Topic: Application crashes are a social construct
+Anonymous A — 1.4 year ago #65,071
For instance, when a program is about to run out of memory, the OS could offer the user the option to terminate other background processes that are consuming significant resources rather than automatically terminating the prioritized one out of the blue with the highest RAM usage which is usually guaranteed to be currently in use by the user. And there should be checkpoints (automatic backups) which would allow any arbitrary program (even those without file saving options) to revert to a previous, functional state in case of a freeze, error or crash. This would minimize data loss (e.g. unsaved projects) and user frustration, making the software experience more seamless and reliable through recovery.
I think the problem lies on the fact that raw RAM data isn't made accessible to the end user due to privacy and/or security reasons.
·Anonymous A (OP) — 1.4 year ago, 3 minutes later[T] [B] #653,113
Imagine what kind of stuff could've been uploaded online that people have worked on for several hours that were lost forever due to a simple crash caused by a stupid bug (e.g. division by zero).
+Anonymous B — 1.4 year ago, 20 minutes later, 24 minutes after the original post[T] [B] #653,115
@previous (A)
You can divide by zero.

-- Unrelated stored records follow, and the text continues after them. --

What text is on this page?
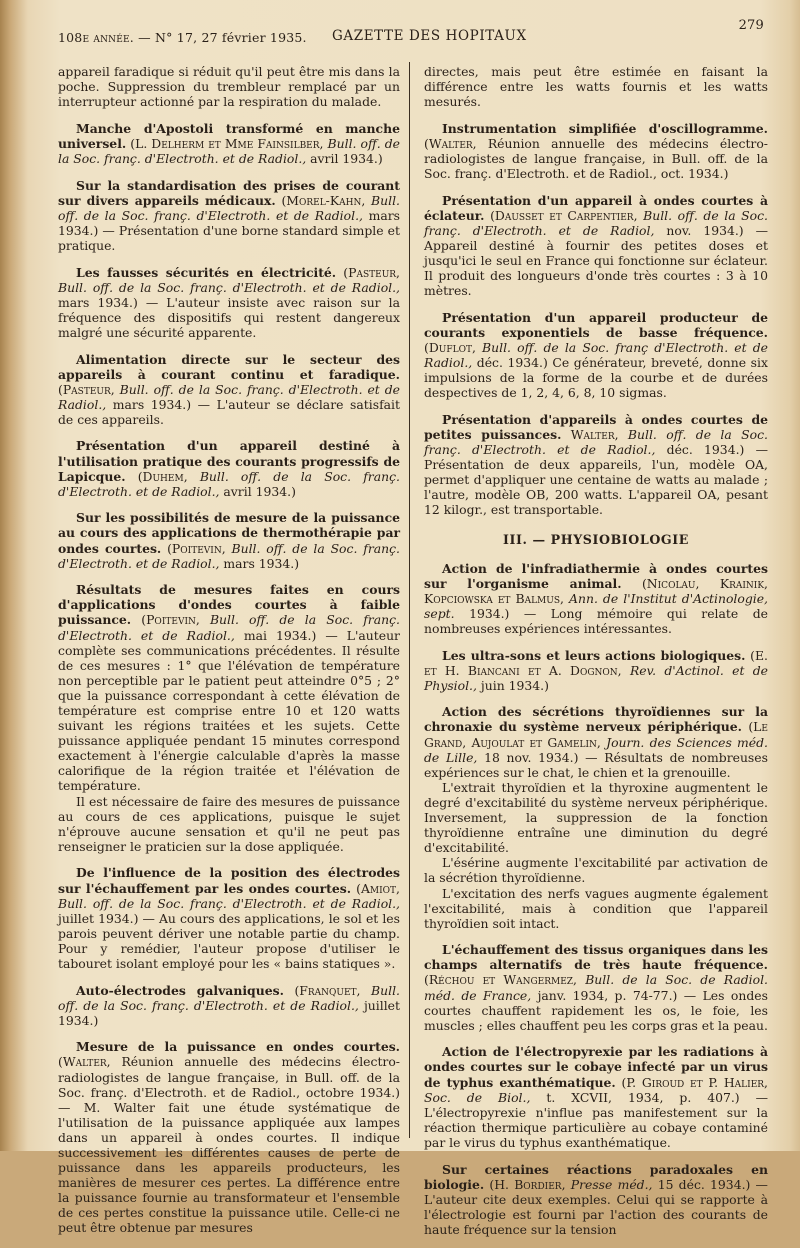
108e année. — N° 17, 27 février 1935. GAZETTE DES HOPITAUX
279

appareil faradique si réduit qu'il peut être mis dans la poche. Suppression du trembleur remplacé par un interrupteur actionné par la respiration du malade.

Manche d'Apostoli transformé en manche universel. (L. Delherm et Mme Fainsilber, Bull. off. de la Soc. franç. d'Electroth. et de Radiol., avril 1934.)

Sur la standardisation des prises de courant sur divers appareils médicaux. (Morel-Kahn, Bull. off. de la Soc. franç. d'Electroth. et de Radiol., mars 1934.) — Présentation d'une borne standard simple et pratique.

Les fausses sécurités en électricité. (Pasteur, Bull. off. de la Soc. franç. d'Electroth. et de Radiol., mars 1934.) — L'auteur insiste avec raison sur la fréquence des dispositifs qui restent dangereux malgré une sécurité apparente.

Alimentation directe sur le secteur des appareils à courant continu et faradique. (Pasteur, Bull. off. de la Soc. franç. d'Electroth. et de Radiol., mars 1934.) — L'auteur se déclare satisfait de ces appareils.

Présentation d'un appareil destiné à l'utilisation pratique des courants progressifs de Lapicque. (Duhem, Bull. off. de la Soc. franç. d'Electroth. et de Radiol., avril 1934.)

Sur les possibilités de mesure de la puissance au cours des applications de thermothérapie par ondes courtes. (Poitevin, Bull. off. de la Soc. franç. d'Electroth. et de Radiol., mars 1934.)

Résultats de mesures faites en cours d'applications d'ondes courtes à faible puissance. (Poitevin, Bull. off. de la Soc. franç. d'Electroth. et de Radiol., mai 1934.) — L'auteur complète ses communications précédentes. Il résulte de ces mesures : 1° que l'élévation de température non perceptible par le patient peut atteindre 0°5 ; 2° que la puissance correspondant à cette élévation de température est comprise entre 10 et 120 watts suivant les régions traitées et les sujets. Cette puissance appliquée pendant 15 minutes correspond exactement à l'énergie calculable d'après la masse calorifique de la région traitée et l'élévation de température.

Il est nécessaire de faire des mesures de puissance au cours de ces applications, puisque le sujet n'éprouve aucune sensation et qu'il ne peut pas renseigner le praticien sur la dose appliquée.

De l'influence de la position des électrodes sur l'échauffement par les ondes courtes. (Amiot, Bull. off. de la Soc. franç. d'Electroth. et de Radiol., juillet 1934.) — Au cours des applications, le sol et les parois peuvent dériver une notable partie du champ. Pour y remédier, l'auteur propose d'utiliser le tabouret isolant employé pour les « bains statiques ».

Auto-électrodes galvaniques. (Franquet, Bull. off. de la Soc. franç. d'Electroth. et de Radiol., juillet 1934.)

Mesure de la puissance en ondes courtes. (Walter, Réunion annuelle des médecins électro-radiologistes de langue française, in Bull. off. de la Soc. franç. d'Electroth. et de Radiol., octobre 1934.) — M. Walter fait une étude systématique de l'utilisation de la puissance appliquée aux lampes dans un appareil à ondes courtes. Il indique successivement les différentes causes de perte de puissance dans les appareils producteurs, les manières de mesurer ces pertes. La différence entre la puissance fournie au transformateur et l'ensemble de ces pertes constitue la puissance utile. Celle-ci ne peut être obtenue par mesures

directes, mais peut être estimée en faisant la différence entre les watts fournis et les watts mesurés.

Instrumentation simplifiée d'oscillogramme. (Walter, Réunion annuelle des médecins électro-radiologistes de langue française, in Bull. off. de la Soc. franç. d'Electroth. et de Radiol., oct. 1934.)

Présentation d'un appareil à ondes courtes à éclateur. (Dausset et Carpentier, Bull. off. de la Soc. franç. d'Electroth. et de Radiol, nov. 1934.) — Appareil destiné à fournir des petites doses et jusqu'ici le seul en France qui fonctionne sur éclateur. Il produit des longueurs d'onde très courtes : 3 à 10 mètres.

Présentation d'un appareil producteur de courants exponentiels de basse fréquence. (Duflot, Bull. off. de la Soc. franç d'Electroth. et de Radiol., déc. 1934.) Ce générateur, breveté, donne six impulsions de la forme de la courbe et de durées despectives de 1, 2, 4, 6, 8, 10 sigmas.

Présentation d'appareils à ondes courtes de petites puissances. Walter, Bull. off. de la Soc. franç. d'Electroth. et de Radiol., déc. 1934.) — Présentation de deux appareils, l'un, modèle OA, permet d'appliquer une centaine de watts au malade ; l'autre, modèle OB, 200 watts. L'appareil OA, pesant 12 kilogr., est transportable.

III. — PHYSIOBIOLOGIE

Action de l'infradiathermie à ondes courtes sur l'organisme animal. (Nicolau, Krainik, Kopciowska et Balmus, Ann. de l'Institut d'Actinologie, sept. 1934.) — Long mémoire qui relate de nombreuses expériences intéressantes.

Les ultra-sons et leurs actions biologiques. (E. et H. Biancani et A. Dognon, Rev. d'Actinol. et de Physiol., juin 1934.)

Action des sécrétions thyroïdiennes sur la chronaxie du système nerveux périphérique. (Le Grand, Aujoulat et Gamelin, Journ. des Sciences méd. de Lille, 18 nov. 1934.) — Résultats de nombreuses expériences sur le chat, le chien et la grenouille.

L'extrait thyroïdien et la thyroxine augmentent le degré d'excitabilité du système nerveux périphérique. Inversement, la suppression de la fonction thyroïdienne entraîne une diminution du degré d'excitabilité.

L'ésérine augmente l'excitabilité par activation de la sécrétion thyroïdienne.

L'excitation des nerfs vagues augmente également l'excitabilité, mais à condition que l'appareil thyroïdien soit intact.

L'échauffement des tissus organiques dans les champs alternatifs de très haute fréquence. (Réchou et Wangermez, Bull. de la Soc. de Radiol. méd. de France, janv. 1934, p. 74-77.) — Les ondes courtes chauffent rapidement les os, le foie, les muscles ; elles chauffent peu les corps gras et la peau.

Action de l'électropyrexie par les radiations à ondes courtes sur le cobaye infecté par un virus de typhus exanthématique. (P. Giroud et P. Halier, Soc. de Biol., t. XCVII, 1934, p. 407.) — L'électropyrexie n'influe pas manifestement sur la réaction thermique particulière au cobaye contaminé par le virus du typhus exanthématique.

Sur certaines réactions paradoxales en biologie. (H. Bordier, Presse méd., 15 déc. 1934.) — L'auteur cite deux exemples. Celui qui se rapporte à l'électrologie est fourni par l'action des courants de haute fréquence sur la tension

Proof
On September 21, 1997, a division by zero error in the "Remote Data Base Manager" aboard USS Yorktown (CG-48) brought down all the machines on the network, causing the ship's propulsion system to fail.

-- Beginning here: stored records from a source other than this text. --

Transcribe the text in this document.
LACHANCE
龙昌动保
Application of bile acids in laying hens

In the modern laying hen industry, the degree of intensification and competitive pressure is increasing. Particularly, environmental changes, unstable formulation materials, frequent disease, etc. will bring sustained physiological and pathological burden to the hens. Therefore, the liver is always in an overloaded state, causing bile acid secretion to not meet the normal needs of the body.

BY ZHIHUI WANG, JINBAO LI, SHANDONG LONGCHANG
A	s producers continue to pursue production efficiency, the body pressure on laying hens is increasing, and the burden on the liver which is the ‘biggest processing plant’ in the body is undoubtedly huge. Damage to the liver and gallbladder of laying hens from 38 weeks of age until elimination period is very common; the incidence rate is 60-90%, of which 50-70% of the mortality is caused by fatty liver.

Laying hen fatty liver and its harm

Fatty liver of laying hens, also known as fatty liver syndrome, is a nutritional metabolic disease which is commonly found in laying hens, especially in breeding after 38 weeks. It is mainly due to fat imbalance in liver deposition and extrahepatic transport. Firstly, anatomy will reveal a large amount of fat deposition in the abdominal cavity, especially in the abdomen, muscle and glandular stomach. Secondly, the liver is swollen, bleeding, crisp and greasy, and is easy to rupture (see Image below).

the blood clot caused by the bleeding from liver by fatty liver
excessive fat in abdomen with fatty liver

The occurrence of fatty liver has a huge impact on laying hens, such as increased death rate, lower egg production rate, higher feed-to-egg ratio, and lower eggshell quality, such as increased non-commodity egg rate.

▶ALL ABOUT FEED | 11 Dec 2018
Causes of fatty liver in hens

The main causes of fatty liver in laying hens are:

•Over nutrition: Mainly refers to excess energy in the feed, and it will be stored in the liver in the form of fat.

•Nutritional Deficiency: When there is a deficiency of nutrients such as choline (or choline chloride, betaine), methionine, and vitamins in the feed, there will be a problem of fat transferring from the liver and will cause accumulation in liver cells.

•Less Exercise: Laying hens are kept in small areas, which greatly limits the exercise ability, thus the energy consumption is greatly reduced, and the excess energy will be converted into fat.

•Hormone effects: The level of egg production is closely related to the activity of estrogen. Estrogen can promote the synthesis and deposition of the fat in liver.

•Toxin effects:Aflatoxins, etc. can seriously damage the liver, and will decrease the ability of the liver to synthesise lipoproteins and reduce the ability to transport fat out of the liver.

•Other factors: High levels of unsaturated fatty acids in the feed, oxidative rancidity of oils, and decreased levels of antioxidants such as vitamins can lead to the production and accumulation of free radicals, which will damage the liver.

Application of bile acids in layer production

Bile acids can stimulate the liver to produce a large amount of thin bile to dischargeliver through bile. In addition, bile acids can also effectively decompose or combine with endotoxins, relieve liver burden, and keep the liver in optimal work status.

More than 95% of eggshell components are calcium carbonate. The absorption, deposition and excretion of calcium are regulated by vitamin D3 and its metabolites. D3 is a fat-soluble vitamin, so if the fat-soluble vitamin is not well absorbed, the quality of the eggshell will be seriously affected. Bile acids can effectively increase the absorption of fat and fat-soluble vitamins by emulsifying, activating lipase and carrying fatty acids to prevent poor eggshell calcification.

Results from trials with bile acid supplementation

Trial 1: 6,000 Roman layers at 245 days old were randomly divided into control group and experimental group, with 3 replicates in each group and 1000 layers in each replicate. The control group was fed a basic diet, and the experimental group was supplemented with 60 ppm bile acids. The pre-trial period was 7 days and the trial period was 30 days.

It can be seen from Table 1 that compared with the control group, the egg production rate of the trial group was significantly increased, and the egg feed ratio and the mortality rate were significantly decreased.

+FuckAlms !vX8K53rFBI — 1.4 year ago, 11 minutes later, 36 minutes after the original post[T] [B] #653,117
You're not wrong.
+Chuffed !3qyf8DDj3w — 1.4 year ago, 3 hours later, 4 hours after the original post[T] [B] #653,124
We could start with forcing companies to not sell Chromebooks with 4 gigs of ram; same with Apple with only 8GB in 2024. It's not fit for their intended purpose!